Despite steady economic growth during recent years, health investment in Peru remains among the lowest in Latin America. According to the ECLAC, Peru had a per capita GDP of US$5,378.50 in 2010, but spent just 5.1 per cent of that on health. This lack of investment is especially felt in the poorer areas, where indigenous and Afro-Peruvian populations are predominant. These include the marginalized urban colonias around Lima and the rural communities along the Pacific coast, in the Andes mountains and in the Amazon rainforest. In these rural zones the ECLAC indicates that 56 per cent of the population is classified as poor, versus 18 per cent in urban areas.

Biases in services

According to MRG partner CEDET (Centro de Desarrollo Étnico), a study carried out by Peruvian human rights organizations in 2005 revealed that the government spends more than twice as much per person in service delivery to the more prosperous regions than in the poorer departments. The ECLAC data indicates that, in 2010, some 84.6 per cent of urban households had sewerage services versus 44 per cent in rural areas. Also in urban areas, 88.8 per cent had piped water compared to 38.4 per cent of rural homes, and electricity reached 92.1 per cent of urban homes but just 28.2 per cent in rural zones.

Inequality in health service access is reflected in the contrast between the maternal and infant mortality rates of the richer urban areas, compared to those with majority indigenous and Afro-Peruvian populations. According to the ECLAC, the maternal mortality rate in Peru during 2010 was 67 per 100,000 live births with infant mortality being 18 per 1,000 live births. Although these represent a considerable improvement compared to previous years, the positive change has mostly been limited to urban groups with higher incomes. According to CEDET, the rates of infant and child mortality continue to be especially high in indigenous and Afro-Peruvian communities where CEDET research indicates that 92 per cent of African descendants live below the poverty threshold.

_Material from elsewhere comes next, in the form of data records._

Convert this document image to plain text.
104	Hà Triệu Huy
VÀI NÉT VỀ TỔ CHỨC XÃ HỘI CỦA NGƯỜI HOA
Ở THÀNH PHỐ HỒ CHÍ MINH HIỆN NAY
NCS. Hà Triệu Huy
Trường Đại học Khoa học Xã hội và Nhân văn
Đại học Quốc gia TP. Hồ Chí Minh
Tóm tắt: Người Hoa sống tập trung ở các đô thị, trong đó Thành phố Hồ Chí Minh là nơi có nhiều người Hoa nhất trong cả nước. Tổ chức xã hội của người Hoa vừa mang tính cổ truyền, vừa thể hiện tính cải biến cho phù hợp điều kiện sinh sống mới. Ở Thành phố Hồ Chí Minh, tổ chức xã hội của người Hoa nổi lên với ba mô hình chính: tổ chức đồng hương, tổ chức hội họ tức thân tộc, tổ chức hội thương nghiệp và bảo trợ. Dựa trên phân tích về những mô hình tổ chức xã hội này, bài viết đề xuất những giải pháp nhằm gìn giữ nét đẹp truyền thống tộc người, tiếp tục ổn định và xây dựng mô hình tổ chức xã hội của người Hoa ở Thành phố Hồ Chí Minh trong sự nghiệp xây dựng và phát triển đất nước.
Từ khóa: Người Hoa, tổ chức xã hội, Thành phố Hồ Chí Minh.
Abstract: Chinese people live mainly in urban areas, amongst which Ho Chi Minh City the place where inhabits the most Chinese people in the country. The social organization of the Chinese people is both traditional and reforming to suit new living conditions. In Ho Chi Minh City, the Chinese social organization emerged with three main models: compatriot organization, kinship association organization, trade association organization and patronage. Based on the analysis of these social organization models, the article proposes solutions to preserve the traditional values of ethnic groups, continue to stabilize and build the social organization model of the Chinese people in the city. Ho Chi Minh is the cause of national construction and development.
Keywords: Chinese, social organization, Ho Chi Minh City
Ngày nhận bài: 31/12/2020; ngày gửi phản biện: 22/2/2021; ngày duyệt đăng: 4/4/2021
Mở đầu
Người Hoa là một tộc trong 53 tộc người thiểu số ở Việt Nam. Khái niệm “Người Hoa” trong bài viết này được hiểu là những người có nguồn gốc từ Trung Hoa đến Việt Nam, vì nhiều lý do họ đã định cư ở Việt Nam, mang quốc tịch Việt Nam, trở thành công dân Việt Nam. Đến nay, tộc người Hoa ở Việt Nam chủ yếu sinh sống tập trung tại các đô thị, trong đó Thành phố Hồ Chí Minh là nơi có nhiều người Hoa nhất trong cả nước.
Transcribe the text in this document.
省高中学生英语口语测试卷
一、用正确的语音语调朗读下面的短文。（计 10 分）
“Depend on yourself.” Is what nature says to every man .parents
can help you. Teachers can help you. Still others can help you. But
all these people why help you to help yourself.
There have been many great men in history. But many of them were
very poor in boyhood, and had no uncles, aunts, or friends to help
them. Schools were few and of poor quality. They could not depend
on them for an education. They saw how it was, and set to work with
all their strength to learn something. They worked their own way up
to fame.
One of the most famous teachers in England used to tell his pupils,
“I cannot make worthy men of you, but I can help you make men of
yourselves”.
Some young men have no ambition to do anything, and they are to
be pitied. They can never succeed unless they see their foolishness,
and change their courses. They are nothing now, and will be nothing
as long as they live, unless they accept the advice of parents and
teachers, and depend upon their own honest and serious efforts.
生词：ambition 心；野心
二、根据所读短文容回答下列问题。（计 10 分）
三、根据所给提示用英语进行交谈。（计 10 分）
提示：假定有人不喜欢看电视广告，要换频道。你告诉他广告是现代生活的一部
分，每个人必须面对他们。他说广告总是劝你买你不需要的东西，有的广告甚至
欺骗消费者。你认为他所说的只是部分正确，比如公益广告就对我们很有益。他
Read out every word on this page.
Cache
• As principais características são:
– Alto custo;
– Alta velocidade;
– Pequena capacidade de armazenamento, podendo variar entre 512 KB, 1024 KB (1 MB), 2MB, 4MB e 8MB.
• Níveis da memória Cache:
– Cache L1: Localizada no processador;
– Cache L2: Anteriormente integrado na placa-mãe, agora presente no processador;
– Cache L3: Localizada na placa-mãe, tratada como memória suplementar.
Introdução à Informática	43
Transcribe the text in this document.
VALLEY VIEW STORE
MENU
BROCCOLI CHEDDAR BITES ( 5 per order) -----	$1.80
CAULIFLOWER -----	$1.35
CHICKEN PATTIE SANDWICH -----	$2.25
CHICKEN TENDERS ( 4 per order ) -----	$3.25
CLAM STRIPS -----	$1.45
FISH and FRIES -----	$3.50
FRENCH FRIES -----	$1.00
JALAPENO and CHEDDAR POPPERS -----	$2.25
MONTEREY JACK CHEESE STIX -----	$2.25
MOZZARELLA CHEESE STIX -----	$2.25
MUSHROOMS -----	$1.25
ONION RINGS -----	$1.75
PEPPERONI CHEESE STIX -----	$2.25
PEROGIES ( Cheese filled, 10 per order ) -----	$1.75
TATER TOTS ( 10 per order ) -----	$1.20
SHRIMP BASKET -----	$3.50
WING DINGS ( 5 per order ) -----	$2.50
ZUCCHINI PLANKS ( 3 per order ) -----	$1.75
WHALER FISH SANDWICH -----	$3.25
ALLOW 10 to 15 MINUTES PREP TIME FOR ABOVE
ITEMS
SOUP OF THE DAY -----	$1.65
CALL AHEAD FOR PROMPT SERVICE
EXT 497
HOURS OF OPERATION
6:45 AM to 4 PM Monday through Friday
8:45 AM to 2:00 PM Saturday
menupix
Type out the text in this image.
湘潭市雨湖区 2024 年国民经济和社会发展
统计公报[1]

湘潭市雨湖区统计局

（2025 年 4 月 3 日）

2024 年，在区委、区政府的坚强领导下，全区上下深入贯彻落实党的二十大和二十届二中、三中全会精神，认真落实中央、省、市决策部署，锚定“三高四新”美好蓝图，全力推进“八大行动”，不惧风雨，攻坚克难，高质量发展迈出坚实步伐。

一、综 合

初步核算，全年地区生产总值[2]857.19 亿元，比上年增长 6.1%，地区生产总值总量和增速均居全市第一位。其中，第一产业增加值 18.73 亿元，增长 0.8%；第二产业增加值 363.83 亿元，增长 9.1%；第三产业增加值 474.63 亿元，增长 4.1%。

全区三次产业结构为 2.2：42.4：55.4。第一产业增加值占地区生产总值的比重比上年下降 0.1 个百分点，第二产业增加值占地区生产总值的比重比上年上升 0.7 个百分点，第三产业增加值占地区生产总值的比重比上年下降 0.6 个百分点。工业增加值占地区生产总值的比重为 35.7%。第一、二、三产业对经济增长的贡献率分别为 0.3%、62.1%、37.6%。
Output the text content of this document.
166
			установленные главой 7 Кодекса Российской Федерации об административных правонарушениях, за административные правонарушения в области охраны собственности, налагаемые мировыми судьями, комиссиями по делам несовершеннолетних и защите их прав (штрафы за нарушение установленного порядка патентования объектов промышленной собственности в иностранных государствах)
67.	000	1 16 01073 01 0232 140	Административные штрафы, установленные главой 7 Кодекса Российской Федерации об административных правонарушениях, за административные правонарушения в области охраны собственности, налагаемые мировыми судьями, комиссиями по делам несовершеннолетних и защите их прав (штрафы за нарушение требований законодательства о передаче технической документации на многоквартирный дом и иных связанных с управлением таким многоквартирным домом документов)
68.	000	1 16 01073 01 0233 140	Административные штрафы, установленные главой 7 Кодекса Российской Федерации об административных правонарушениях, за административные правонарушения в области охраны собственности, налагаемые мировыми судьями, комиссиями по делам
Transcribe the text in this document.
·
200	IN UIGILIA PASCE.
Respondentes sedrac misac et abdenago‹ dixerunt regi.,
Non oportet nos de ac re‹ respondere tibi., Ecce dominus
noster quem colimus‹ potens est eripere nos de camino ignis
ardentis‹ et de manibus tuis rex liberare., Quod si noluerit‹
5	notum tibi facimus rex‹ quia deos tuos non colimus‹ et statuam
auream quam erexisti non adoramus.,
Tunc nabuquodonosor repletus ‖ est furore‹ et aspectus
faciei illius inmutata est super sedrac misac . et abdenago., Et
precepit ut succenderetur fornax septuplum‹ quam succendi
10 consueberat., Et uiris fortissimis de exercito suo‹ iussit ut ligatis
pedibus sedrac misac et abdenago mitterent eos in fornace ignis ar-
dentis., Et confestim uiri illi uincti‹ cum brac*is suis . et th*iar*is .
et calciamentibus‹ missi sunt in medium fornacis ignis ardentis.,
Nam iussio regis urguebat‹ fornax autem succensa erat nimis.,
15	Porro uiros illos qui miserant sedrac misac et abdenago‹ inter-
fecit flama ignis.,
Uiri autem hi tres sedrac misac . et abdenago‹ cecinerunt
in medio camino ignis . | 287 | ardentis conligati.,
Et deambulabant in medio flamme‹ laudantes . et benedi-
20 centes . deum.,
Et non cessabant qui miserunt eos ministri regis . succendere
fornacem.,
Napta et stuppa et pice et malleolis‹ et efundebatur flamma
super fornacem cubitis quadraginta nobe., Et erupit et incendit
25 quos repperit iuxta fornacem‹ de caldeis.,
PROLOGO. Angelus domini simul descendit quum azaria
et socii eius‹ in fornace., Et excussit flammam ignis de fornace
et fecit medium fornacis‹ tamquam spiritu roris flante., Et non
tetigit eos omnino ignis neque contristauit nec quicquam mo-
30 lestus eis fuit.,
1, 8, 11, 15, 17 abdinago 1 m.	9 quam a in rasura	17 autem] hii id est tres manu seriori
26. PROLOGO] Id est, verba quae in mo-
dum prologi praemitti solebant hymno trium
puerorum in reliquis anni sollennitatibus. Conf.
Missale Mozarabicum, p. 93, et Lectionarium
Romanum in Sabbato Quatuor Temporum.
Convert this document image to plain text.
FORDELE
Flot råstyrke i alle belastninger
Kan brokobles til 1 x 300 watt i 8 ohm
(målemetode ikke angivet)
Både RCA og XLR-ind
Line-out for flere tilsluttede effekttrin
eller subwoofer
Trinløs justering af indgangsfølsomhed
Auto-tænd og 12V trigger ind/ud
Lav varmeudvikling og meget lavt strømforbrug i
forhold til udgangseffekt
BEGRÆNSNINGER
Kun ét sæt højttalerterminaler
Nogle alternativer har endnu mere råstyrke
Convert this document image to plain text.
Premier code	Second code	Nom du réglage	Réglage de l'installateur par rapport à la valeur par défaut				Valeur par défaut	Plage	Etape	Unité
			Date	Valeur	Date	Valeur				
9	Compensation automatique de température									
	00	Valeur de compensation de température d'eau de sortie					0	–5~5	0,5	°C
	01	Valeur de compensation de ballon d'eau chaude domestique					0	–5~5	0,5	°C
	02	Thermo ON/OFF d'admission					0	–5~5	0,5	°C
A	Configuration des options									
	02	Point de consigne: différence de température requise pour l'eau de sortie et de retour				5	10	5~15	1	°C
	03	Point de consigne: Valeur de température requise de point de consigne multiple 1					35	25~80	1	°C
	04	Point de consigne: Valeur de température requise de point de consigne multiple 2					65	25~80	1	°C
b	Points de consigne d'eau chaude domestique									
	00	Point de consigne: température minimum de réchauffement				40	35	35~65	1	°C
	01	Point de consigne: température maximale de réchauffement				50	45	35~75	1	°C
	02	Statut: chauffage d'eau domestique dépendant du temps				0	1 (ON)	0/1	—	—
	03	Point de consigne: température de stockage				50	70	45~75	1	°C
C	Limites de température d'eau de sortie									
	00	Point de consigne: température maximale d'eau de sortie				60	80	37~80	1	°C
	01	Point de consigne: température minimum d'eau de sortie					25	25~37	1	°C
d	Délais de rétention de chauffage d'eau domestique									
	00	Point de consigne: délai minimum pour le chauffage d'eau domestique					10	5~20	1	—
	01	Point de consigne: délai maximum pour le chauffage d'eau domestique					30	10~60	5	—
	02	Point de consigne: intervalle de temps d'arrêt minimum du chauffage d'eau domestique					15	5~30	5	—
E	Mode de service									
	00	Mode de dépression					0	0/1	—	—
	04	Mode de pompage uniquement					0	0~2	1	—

Critics argue that in general there is a lack of a clear policy, appropriate financing and adequate service delivery to these populations, especially given their culturally specific health needs. The official focus is curative more than preventive, with an emphasis on reproductive health that ignores the non-reproductive and preventable illnesses that also affect women, including hypertension and diabetes.

CEDET further argues that adding to the economic challenges that impede access to proper health services for indigenous and Afro-Peruvian communities are the racism and discrimination connected to their cultural and ethnic identity. The perception of many indigenous women is that they are treated with contempt bordering on abuse in some health centres because they are poor and also come from indigenous communities. They complain that among the factors affecting treatment quality are that both rural and urban health staff do not bear in mind their beliefs and cultural practices.

For example, indigenous women in Andean communities have traditionally held that the best orientation for delivering babies is in the vertical position, or kneeling down, which they feel aids the functioning of abdominal muscles.

Nonetheless, CEDET points out that the vertical childbirthing of indigenous Andean women is routinely viewed with scepticism – and even ridiculed – by local health professionals, all of whom have been trained to follow western medical modalities.

As in other countries in the Americas, the situation is complicated by language. In Peru health professionals very rarely speak the languages of the indigenous communities they serve. Therefore, it is often impossible to explain the prescribed treatment or to obtain informed consent. This in turn promotes more anxiety and mistrust.

Traditional cures

For these reasons indigenous women prefer to use traditional medicine and to give birth at home. According to the PAHO almost 50 per cent of deliveries in Peru are conducted at home, mostly by traditional midwives or by family members. Of these some 83 per cent occur in rural areas. The PAHO studies also indicate indigenous women particularly prefer traditional midwives because they feel understood and respected by them.

According to CEDET, this indigenous cultural preference can produce added bureaucratic challenges. Some health centre personnel refuse to provide live-birth verification to indigenous babies born at home or whose parents have not been able to pay a punitive fine for not submitting to official prenatal control. Without this document, the child cannot receive the official birth certificate, which is needed to obtain national identity documents.

Peruvians without identity documents are deprived of a range of rights, among them – ironically – the right to join the national health insurance programme (introduced in 2002), which is mandated to provide free attention to all Peruvians who cannot afford to pay.

In recent years according to the PAHO, progressive medical trainers in Peru have been stressing the importance of cultural awareness, and paying more attention to the positive aspects of traditional medicine such as the extensive accumulated knowledge of herbal treatments.